According to Axios’ Sara Fischer, these departures will make way for a new generation of newsroom leaders, “one that’s addicted to technology, demands accountability and expects diversity to be a priority.”
“The new editors chosen to lead these newsrooms must be willing to approach journalism in a new way,” she continues.
“Candidates that would’ve been considered overly qualified years ago might no longer be equipped to lead a modern newsroom.”
Leadership reflecting the old world
Over the past few decades, much has changed in the industry, but leadership in newsrooms too often still reflects an old world, says Federica Cherubini, Head of Leadership Development at the Reuters Institute for the Study of Journalism.
“A new generation of newsroom leaders already exists. They have been doing the work of running digital and implementing strategies. They speak audience and product, they understand technology, they are excellent journalists and know they need to lead with empathy as well as authority. It’s time to see them rise to the top.”
2020 has also been a year of reckoning for newsrooms in terms of diversity. Against this backdrop, candidates who may have been overlooked for leadership positions at major news organisations in the past, such as women or people from an ethnic minority background, may now find themselves in the running for top management roles.
In the case of The Washington Post, the role of executive editor has been held exclusively by white men for the past 65 years.
According to the paper, publisher Fred Ryan is considering both internal and external candidates for the position, and keen to find a successor who could lead the publication for at least a decade.
Rumoured candidates are said to include Steven Ginsberg, The Post’s national editor during the Trump administration, Kevin Merida, editor in chief of ESPN’s the Undefeated, and Susan Goldberg, editor in chief of the National Geographic.
Baron, who spent eight years at the helm of The Washington Post, will be leaving the publication at the end of February, marking the end of a journalistic career that spanned 45 years. Under his leadership, the newsroom grew from 580 journalists to more than 1,000, and was awarded ten Pulitzer Prizes.
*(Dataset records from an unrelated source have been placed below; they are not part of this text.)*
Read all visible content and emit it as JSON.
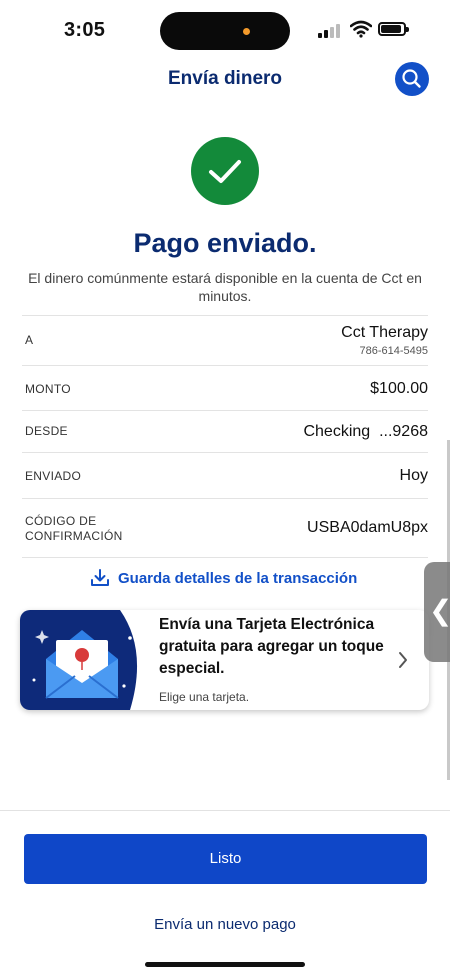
{
  "status_bar": {
    "time": "3:05"
  },
  "header": {
    "title": "Envía dinero",
    "search_icon": "search-icon"
  },
  "confirmation": {
    "icon": "checkmark-icon",
    "title": "Pago enviado.",
    "message": "El dinero comúnmente estará disponible en la cuenta de Cct en minutos."
  },
  "details": {
    "to_label": "A",
    "to_name": "Cct Therapy",
    "to_phone": "786-614-5495",
    "amount_label": "MONTO",
    "amount_value": "$100.00",
    "from_label": "DESDE",
    "from_value": "Checking  ...9268",
    "sent_label": "ENVIADO",
    "sent_value": "Hoy",
    "conf_label_line1": "CÓDIGO DE",
    "conf_label_line2": "CONFIRMACIÓN",
    "conf_value": "USBA0damU8px"
  },
  "save_details": {
    "label": "Guarda detalles de la transacción",
    "icon": "download-icon"
  },
  "promo": {
    "title": "Envía una Tarjeta Electrónica gratuita para agregar un toque especial.",
    "subtitle": "Elige una tarjeta.",
    "icon": "envelope-card-icon"
  },
  "actions": {
    "done_label": "Listo",
    "new_payment_label": "Envía un nuevo pago"
  },
  "colors": {
    "navy": "#0b2b70",
    "primary_blue": "#0f47c8",
    "success_green": "#138a3a"
  }
}
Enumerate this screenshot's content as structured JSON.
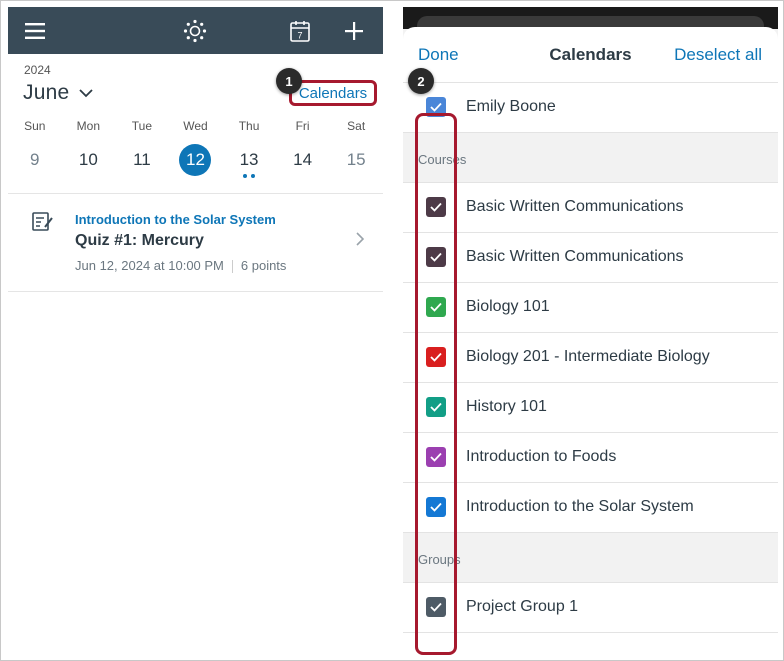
{
  "left": {
    "year": "2024",
    "month": "June",
    "calendars_link": "Calendars",
    "calendar_icon_day": "7",
    "weekdays": [
      "Sun",
      "Mon",
      "Tue",
      "Wed",
      "Thu",
      "Fri",
      "Sat"
    ],
    "days": [
      "9",
      "10",
      "11",
      "12",
      "13",
      "14",
      "15"
    ],
    "selected_day": "12",
    "event": {
      "course": "Introduction to the Solar System",
      "title": "Quiz #1: Mercury",
      "date": "Jun 12, 2024 at 10:00 PM",
      "points": "6 points"
    }
  },
  "right": {
    "done": "Done",
    "title": "Calendars",
    "deselect_all": "Deselect all",
    "user": {
      "label": "Emily Boone",
      "color": "#4a86d8"
    },
    "courses_header": "Courses",
    "courses": [
      {
        "label": "Basic Written Communications",
        "color": "#4d3a47"
      },
      {
        "label": "Basic Written Communications",
        "color": "#4d3a47"
      },
      {
        "label": "Biology 101",
        "color": "#2fa84f"
      },
      {
        "label": "Biology 201 - Intermediate Biology",
        "color": "#d91f1f"
      },
      {
        "label": "History 101",
        "color": "#129e86"
      },
      {
        "label": "Introduction to Foods",
        "color": "#9b3fb0"
      },
      {
        "label": "Introduction to the Solar System",
        "color": "#1478d4"
      }
    ],
    "groups_header": "Groups",
    "groups": [
      {
        "label": "Project Group 1",
        "color": "#4e5b66"
      }
    ]
  },
  "callouts": [
    "1",
    "2"
  ],
  "colors": {
    "accent": "#0e76b7",
    "topbar": "#394b58",
    "highlight": "#a6192e"
  }
}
In a memo to staff, he wrote: “This news staff has delivered the finest journalism, shedding light where it was much needed and holding to account the powerful, especially those entrusted to govern this country. I am proud to have joined you in ambitious, high-impact work that is essential to a democracy. You stood up time and again against vilification and vile threats. You stood firm against cynical, never-ending assaults on objective fact.”